Bağırmamla sıçrasada ben dolabın önüne ilerlerken titreyen bedeniyle hemen yanıma koştu. Geldiğinde tam yanımda durması ve bana her zamanki Sehun' dan olgun hali ile olanları sorması gerekiyordu ama o bunun yerine bacaklarıma sarılıp ağlamaya başladı. Ne yapacağım düşüncesi iyice zihnimi ele geçirdi bu noktada. Mantıklı ol demek kolaydı ama olmak buraya geldim geleli yapabildiğim en son şey bile değildi. Dayanamayıp bende yere çöktüm, yapmamalıydık bunu, zaman yoktu yaşlara ama Jiho için biraz bekleyebilirdim. Aklıma Baekhyun' un anlattığı çocukluğunda yaşadığı saldırı geldikçe daha çok sardım küçük bedeni. Yaşları yavaşlasın diye başını okşadım, yavaşlamadı arttı. Saçlarından öptüm önce, kucağıma alıp yavaşça dolabın içine oturttum sonra minik bedenini. Bırakmadı boynuma daha sıkı sardı kollarını, hep bu kadar cılız mıydı kolları?

"K- Kyungsoo hyung, a- abim nerede, gelmeliydi."

Bir arkadaşımı daha esiri yapmaya gitti ve hatta yıllarca beraber yaşadığım o arkadaşım da sihirmiş, diyebilir miydim dışarıda bir baskın ve yüreğinde korkuyla boynuma fısıldarken kelimelerini?

"Ne zaman olursa olsun korkarsan gelirim, her zaman yetişirim demişti!"

Yetişemeyeceğini hissetsem bile iyice sakladım zihnimin gerisinde. Gözlerindeki korku baskın kelimesinin anlamını bildiğini gösteriyordu. Bu kadar küçük bedeninle nasıl bilebilirsin ki sorusuna bile vaktimiz yok Jiho. Keşke daha çok konuşacak zamanımız olsaydı. Tanrı yazmış mıydı böyle anlar bilmesem de görmek için savaşmak zorundaysam savaşırdım. Yüzünü ellerimin arasına aldım, dün abisinin bana yaptığı gibi.

"Abin gelecek Jiho, sadece sessizce burada bekle tamam mı, ben kapıyı kilitleyeceğim."

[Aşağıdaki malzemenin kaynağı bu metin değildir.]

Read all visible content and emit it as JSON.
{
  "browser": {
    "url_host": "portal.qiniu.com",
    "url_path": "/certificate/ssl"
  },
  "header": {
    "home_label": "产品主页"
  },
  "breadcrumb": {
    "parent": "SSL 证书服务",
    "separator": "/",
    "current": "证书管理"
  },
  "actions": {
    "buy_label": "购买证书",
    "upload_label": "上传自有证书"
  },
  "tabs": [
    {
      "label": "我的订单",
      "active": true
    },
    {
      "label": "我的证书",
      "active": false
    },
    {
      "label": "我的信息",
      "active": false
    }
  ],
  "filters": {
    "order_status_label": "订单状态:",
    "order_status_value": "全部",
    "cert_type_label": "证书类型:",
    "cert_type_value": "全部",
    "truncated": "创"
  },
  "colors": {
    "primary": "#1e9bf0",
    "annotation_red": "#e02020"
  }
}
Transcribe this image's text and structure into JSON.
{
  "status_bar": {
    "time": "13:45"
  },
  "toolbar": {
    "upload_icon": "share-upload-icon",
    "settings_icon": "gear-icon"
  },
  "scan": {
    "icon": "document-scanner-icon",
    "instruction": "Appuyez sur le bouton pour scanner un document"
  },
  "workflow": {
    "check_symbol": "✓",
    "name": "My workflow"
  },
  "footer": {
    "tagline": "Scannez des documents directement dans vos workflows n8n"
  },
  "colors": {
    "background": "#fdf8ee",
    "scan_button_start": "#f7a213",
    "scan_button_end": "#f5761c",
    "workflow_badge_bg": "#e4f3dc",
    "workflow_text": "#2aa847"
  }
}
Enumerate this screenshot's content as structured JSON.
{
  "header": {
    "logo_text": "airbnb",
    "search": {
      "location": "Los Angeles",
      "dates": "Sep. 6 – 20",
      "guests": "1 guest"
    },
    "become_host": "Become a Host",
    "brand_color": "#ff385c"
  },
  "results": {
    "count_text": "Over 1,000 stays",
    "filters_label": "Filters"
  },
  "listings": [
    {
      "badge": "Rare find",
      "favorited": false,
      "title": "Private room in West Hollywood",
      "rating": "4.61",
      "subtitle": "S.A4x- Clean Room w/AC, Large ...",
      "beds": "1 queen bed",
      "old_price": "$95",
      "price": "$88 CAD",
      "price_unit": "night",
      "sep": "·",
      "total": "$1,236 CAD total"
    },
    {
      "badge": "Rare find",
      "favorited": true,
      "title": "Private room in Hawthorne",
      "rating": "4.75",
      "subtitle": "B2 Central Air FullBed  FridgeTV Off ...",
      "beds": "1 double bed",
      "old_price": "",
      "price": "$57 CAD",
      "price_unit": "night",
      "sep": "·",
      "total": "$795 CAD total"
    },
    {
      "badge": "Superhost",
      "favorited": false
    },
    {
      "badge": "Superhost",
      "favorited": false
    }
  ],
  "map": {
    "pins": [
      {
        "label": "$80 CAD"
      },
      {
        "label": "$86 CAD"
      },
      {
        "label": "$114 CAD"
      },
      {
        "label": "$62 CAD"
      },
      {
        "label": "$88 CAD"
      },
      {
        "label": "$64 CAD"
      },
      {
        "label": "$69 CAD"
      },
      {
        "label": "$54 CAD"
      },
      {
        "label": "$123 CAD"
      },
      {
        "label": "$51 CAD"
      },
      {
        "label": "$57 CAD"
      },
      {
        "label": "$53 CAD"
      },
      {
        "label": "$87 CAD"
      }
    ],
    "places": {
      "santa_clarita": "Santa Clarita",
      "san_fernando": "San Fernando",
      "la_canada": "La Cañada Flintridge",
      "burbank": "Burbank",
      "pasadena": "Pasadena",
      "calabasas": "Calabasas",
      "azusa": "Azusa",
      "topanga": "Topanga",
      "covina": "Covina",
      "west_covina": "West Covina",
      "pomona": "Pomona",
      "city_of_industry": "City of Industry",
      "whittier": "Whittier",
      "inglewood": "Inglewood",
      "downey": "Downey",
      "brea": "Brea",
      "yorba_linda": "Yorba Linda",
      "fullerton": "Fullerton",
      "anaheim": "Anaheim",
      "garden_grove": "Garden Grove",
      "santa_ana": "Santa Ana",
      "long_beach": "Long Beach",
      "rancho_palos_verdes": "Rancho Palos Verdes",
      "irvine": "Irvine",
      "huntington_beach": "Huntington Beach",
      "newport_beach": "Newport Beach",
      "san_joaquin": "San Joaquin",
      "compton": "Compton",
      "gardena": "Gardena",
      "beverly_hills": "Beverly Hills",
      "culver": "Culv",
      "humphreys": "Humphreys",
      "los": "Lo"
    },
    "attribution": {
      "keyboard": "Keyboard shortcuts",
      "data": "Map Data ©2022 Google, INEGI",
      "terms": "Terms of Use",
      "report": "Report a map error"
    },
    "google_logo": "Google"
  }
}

İtiraz etmesini bekledim ancak o mantığını eline alıp başını yavaşça salladı, birkaç saniye sonra kollarını tamamen benden çekti minik şifacım. Uzanıp yanağımı öptü ve bu sırada saçlarımı kokladı. Gözlerini kapattığı o an, incinmemesi için ömrümü verebileceğim kadar saftı. Tüm dünyadan, bu güç arayışından çok uzakta abisinden yardım bekleyen bir bedendi. Benim abim zamanında beni nasıl bulduysa, minik bedeninin de öyle bulunmasını diledim.